Nikki Holland, the NCA director of investigations, said the message led to an “acceleration of activity”.
“Always planned for the eventuality of them finding out and letting their users know,” she added.
“The more police activity that took place, the more they would become aware.”
Ms Holland said the timing of the operation during the coronavirus pandemic was a coincidence, but that it had “worked to our advantage because more criminals were at home when we came calling” and police had greater capacity because of a drop in crime.
Messages between British users that were intercepted after the alert went out included one reading: “The police are having a field day.”
“If NCA then we have a big problem,” another added.
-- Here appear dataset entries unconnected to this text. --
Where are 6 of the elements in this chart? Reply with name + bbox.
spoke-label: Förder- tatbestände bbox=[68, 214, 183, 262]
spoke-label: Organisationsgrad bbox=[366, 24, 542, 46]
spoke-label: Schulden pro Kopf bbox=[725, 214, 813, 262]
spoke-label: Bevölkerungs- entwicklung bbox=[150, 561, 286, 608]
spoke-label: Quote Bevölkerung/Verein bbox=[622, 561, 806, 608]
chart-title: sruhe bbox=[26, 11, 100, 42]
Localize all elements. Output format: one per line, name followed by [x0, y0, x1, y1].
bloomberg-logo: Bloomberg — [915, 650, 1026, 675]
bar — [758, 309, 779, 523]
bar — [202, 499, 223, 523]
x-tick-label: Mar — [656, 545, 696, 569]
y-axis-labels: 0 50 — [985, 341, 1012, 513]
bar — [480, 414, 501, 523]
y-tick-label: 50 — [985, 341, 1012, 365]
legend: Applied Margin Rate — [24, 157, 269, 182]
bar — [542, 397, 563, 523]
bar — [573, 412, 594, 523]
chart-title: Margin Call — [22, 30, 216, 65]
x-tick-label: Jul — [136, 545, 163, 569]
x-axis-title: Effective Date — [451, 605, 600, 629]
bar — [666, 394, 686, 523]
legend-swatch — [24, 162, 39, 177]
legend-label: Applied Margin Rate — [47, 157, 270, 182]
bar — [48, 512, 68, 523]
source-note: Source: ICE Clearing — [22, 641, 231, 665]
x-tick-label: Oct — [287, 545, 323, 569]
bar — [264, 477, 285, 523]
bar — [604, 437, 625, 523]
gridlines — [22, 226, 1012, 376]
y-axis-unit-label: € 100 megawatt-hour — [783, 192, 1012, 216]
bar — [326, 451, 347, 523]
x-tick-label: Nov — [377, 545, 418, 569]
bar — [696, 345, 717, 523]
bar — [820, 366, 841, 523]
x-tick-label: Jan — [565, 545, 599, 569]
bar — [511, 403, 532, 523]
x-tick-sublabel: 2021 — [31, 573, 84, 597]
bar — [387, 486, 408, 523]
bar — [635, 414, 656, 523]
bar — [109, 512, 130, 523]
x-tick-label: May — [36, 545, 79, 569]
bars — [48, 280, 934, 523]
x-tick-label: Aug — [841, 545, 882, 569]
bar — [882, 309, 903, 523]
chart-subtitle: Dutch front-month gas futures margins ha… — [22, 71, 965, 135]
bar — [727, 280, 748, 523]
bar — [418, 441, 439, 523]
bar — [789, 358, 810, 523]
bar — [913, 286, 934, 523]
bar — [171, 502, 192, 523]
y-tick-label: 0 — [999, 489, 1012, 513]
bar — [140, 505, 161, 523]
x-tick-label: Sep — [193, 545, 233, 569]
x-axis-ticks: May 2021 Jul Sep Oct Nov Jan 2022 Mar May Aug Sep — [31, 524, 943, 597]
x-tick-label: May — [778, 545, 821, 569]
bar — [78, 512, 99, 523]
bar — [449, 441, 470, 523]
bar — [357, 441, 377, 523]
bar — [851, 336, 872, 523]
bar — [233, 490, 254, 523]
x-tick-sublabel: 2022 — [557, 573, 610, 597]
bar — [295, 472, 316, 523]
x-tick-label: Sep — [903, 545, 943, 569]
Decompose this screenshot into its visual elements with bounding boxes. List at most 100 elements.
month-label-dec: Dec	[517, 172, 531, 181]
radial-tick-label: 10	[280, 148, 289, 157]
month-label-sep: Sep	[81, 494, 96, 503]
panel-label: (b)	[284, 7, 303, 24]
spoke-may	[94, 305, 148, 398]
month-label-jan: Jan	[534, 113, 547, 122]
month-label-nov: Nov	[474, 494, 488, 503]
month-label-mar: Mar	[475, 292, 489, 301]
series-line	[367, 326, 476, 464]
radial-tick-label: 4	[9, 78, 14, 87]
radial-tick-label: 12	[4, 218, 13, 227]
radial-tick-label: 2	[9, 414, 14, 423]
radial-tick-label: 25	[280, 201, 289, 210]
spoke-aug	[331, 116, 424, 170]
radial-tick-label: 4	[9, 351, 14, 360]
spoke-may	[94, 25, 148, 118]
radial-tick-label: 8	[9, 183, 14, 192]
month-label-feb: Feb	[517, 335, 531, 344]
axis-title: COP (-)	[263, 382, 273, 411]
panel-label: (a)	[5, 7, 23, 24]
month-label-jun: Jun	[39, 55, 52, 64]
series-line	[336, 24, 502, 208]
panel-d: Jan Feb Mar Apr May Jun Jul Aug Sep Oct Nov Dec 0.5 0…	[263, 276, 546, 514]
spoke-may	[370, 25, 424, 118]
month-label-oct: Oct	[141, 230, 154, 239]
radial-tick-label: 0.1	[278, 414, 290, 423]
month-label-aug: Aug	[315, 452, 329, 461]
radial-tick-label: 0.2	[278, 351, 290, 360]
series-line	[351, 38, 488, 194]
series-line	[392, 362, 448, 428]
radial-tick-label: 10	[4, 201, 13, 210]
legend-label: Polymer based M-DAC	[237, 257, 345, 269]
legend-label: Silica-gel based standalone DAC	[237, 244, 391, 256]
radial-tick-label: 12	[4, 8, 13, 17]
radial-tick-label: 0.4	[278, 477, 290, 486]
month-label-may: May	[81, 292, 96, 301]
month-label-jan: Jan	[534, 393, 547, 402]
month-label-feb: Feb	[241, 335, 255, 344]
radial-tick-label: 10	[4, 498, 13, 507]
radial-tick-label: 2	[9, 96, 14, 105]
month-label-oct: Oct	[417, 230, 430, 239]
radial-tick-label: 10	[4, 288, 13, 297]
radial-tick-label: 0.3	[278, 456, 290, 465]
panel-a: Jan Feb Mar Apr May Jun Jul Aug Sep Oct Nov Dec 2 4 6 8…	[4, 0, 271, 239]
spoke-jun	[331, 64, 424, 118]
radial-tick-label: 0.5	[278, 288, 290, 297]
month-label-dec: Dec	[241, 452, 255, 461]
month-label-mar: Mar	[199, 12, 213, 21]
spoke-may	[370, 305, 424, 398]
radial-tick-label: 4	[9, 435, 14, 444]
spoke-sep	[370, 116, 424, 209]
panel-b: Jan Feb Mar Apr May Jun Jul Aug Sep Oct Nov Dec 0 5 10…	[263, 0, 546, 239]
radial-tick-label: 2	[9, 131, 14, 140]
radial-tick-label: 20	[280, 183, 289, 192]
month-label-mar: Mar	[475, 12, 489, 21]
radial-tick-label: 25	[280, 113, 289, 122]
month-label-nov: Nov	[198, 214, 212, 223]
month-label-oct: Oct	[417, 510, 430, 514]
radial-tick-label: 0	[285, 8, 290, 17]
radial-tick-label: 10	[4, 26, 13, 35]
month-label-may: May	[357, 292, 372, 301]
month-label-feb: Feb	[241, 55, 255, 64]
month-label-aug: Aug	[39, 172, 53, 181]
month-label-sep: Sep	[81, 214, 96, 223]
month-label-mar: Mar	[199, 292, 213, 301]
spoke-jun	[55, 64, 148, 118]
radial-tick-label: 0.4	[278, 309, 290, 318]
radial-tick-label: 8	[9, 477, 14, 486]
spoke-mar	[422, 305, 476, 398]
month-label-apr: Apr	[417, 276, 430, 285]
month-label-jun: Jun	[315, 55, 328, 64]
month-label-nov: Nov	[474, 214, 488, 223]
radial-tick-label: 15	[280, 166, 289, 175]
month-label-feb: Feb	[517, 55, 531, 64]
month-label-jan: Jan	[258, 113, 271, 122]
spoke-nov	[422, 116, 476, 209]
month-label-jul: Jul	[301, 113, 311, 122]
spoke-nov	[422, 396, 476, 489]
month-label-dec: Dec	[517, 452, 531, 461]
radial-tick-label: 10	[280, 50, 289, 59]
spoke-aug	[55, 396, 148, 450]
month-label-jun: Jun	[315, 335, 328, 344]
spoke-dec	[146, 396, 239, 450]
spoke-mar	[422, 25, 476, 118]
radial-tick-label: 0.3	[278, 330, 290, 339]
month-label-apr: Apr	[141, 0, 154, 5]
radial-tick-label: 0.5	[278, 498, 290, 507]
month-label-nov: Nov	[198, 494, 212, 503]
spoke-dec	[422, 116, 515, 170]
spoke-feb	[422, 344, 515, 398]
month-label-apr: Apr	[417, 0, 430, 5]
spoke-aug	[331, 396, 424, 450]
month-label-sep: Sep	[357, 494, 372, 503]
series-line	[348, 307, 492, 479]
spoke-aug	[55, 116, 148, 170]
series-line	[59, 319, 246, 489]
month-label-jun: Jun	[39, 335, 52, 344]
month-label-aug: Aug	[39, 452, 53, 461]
Officials said that UK-based organised crime groups (OCGs) used EncroChat to import drugs, weapons and people, as well as coordinating “criminal enforcement”.
The network was used for enforcing drug debt, fighting turf wars over competing markets making threats and planning attacks or even assassinations.
An EncroChat-enabled phone was previously used by a hitman who murdered Liverpool gangster John Kinsella in May 2018.
The career criminal was executed by a masked cyclist while walking his dogs, after the gunman was alerted to his location by an EncroChat message.
Mr Horne described it as a “command and control” platform.
“It was a pivotal platform for OCGs to carry out coordination, command and control of that activity,” he added.
“What we see is that it actually is a requirement to do criminal business to have one of these devices, because if you want to work with the supply chain having one of these devices is often the only method of communication.”
Mr Horne said EncroPhones had been “of interest to UK law enforcement for some time” but had been created abroad.
“We are aware the people behind it live a luxurious lifestyle,” he added, saying the attack on the devices had sparked the “largest-ever disruptive impact against OCGs involved at a high level in drugs, firearms and money laundering”.
“It hits right at the heart of the most dangerous OCs operating in our country.”